This week marks the thirtieth anniversary of the overthrow of Pol Pot's Khmer Rouge government in Cambodia. Talking about the anniversary last night, a BBC correspondent described Pol Pot's ideology as 'brutal backward-looking agrarian communism'. There's no doubt that many people would agree with such a designation: for many Westerners, in particular, the Khmer Rouge's journey to 'Year Zero' represents a violent rejection of every feature of the modern world.
Many scholars who specialise in the study of the traumatic modern history of Indochina are more cautious. Pol Pot's ferocious and obscurantist regime has long puzzled historians and political scientists, but the gradual publication of many of the internal documents produced by the Khmer Rouge from between 1975 and 1978 has assisted understanding.

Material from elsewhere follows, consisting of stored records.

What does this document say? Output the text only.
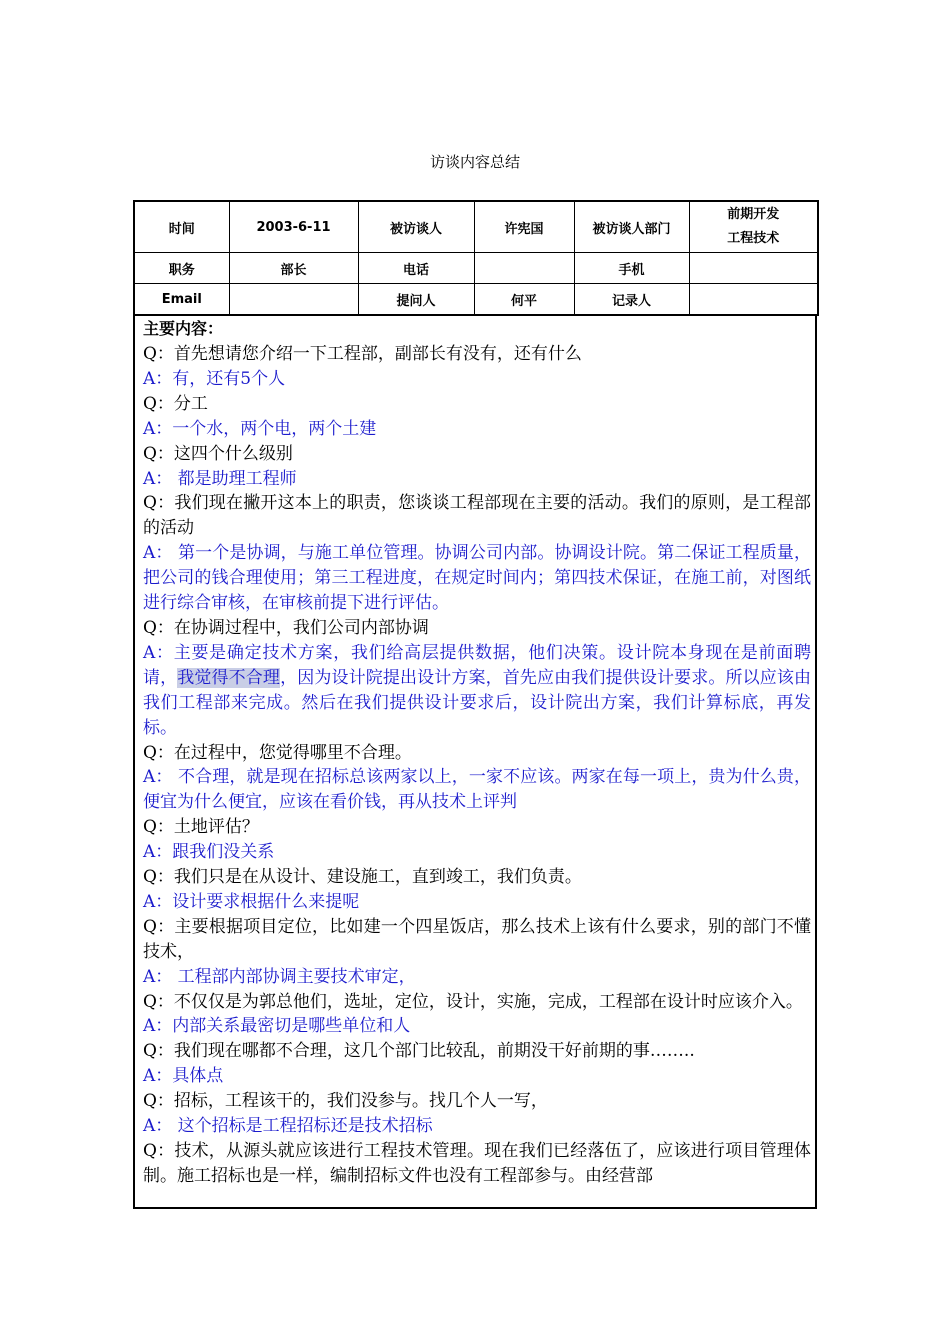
访谈内容总结
时间	2003-6-11	被访谈人	许宪国	被访谈人部门	前期开发
工程技术

职务	部长	电话		手机	
Email		提问人	何平	记录人	
主要内容：
Q：首先想请您介绍一下工程部，副部长有没有，还有什么
A：有，还有5个人
Q：分工
A：一个水，两个电，两个土建
Q：这四个什么级别
A： 都是助理工程师
Q：我们现在撇开这本上的职责，您谈谈工程部现在主要的活动。我们的原则，是工程部的活动
A： 第一个是协调，与施工单位管理。协调公司内部。协调设计院。第二保证工程质量，把公司的钱合理使用；第三工程进度，在规定时间内；第四技术保证，在施工前，对图纸进行综合审核，在审核前提下进行评估。
Q：在协调过程中，我们公司内部协调
A：主要是确定技术方案，我们给高层提供数据，他们决策。设计院本身现在是前面聘请，我觉得不合理，因为设计院提出设计方案，首先应由我们提供设计要求。所以应该由我们工程部来完成。然后在我们提供设计要求后，设计院出方案，我们计算标底，再发标。
Q：在过程中，您觉得哪里不合理。
A： 不合理，就是现在招标总该两家以上，一家不应该。两家在每一项上，贵为什么贵，便宜为什么便宜，应该在看价钱，再从技术上评判
Q：土地评估？
A：跟我们没关系
Q：我们只是在从设计、建设施工，直到竣工，我们负责。
A：设计要求根据什么来提呢
Q：主要根据项目定位，比如建一个四星饭店，那么技术上该有什么要求，别的部门不懂技术，
A： 工程部内部协调主要技术审定，
Q：不仅仅是为郭总他们，选址，定位，设计，实施，完成，工程部在设计时应该介入。
A：内部关系最密切是哪些单位和人
Q：我们现在哪都不合理，这几个部门比较乱，前期没干好前期的事……..
A：具体点
Q：招标，工程该干的，我们没参与。找几个人一写，
A： 这个招标是工程招标还是技术招标
Q：技术，从源头就应该进行工程技术管理。现在我们已经落伍了，应该进行项目管理体制。施工招标也是一样，编制招标文件也没有工程部参与。由经营部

The documents collected in English translation in a Yale University Press volume called Pol Pot Plans the Future would make interesting reading for anyone who believes that the Khmer Rouge were dedicated to an agrarian, autarkic society. The five-year plan that Pol Pot produced shortly after taking power calls for a massive increase in agricultural production, but it envisaged funneling increased yields of rice and other crops overseas, not back to the long-suffering Khmer people.
Pol Pot wanted to earn enough foreign revenue from agricultural exports to be able to fund the construction of heavy industry, and in particular steel mills, across Cambodia. He insisted on paying for this crash course in industrialisation without resorting to foreign capital because he believed that taking loans would make Cambodia dependent on foreign powers.
The notorious expulsions of the populations of Phnom Penh and other cities from their homes were partly motivated by Pol Pot's desire to massively increase the rural labour force, and thereby increase the size of the harvests of rice and other crops. The two other major reasons for the expulsion were probably the Khmer Rouge's belief that most city-dwellers were its ideological enemies, and the fact that deliveries of humanitarian aid to Cambodia had ended with the collapse of the Lon Nol regime, raising the spectre of mass starvation. (Of course, the incompetence and brutality of the Khmer Rouge ensured that starvation occurred across Cambodia anyway.)
The Khmer Rouge was always a deeply xenophobic organisation, but it was nevertheless strongly influenced by Mao Zedong's brand of communism. Mao's China was one of the few countries that Pol Pot's paranoid regime managed to maintain amicable relations with, and Mao's Great Leap Forward can be seen as the model for the Khmer Rouge's five year plan. The Great Leap Forward was a product of Mao's desire to turn China into an industrialised country with a First World standard of living, and it was as great a disaster as Pol Pot's plan.
Both Mao and Pol Pot are often considered exemplars of a peasant-based, agrarian communism, but their ambitions and some of their methods actually had more in common with the 'modernisation theory' still promoted enthusiastically in the capitalist Third World by Western-educated tehnocrats.
The reckless attempts to resettle millions of Javanese in remote areas of Suharto's Indonesia, and thereby raise the country's agricultural output, have something in common with Pol Pot's policies. Mao's forcible 'proletarianisation' of millions of peasants during the Great Leap Forward can only remind us today of the enclosure of the countryside in many parts of today's Third World, and the 'conversion' of small landowners into low-wage workers in factories.
The ferocity and incompetence of Pol Pot's regime were exceptional, but some of its ambitions were all too familiar. If we want to know what real 'agrarian communism' might look like, we should consider the story of East Timor's revolution, or Marx's late writings about Russia, rather than the regimes of Mao and Pol Pot.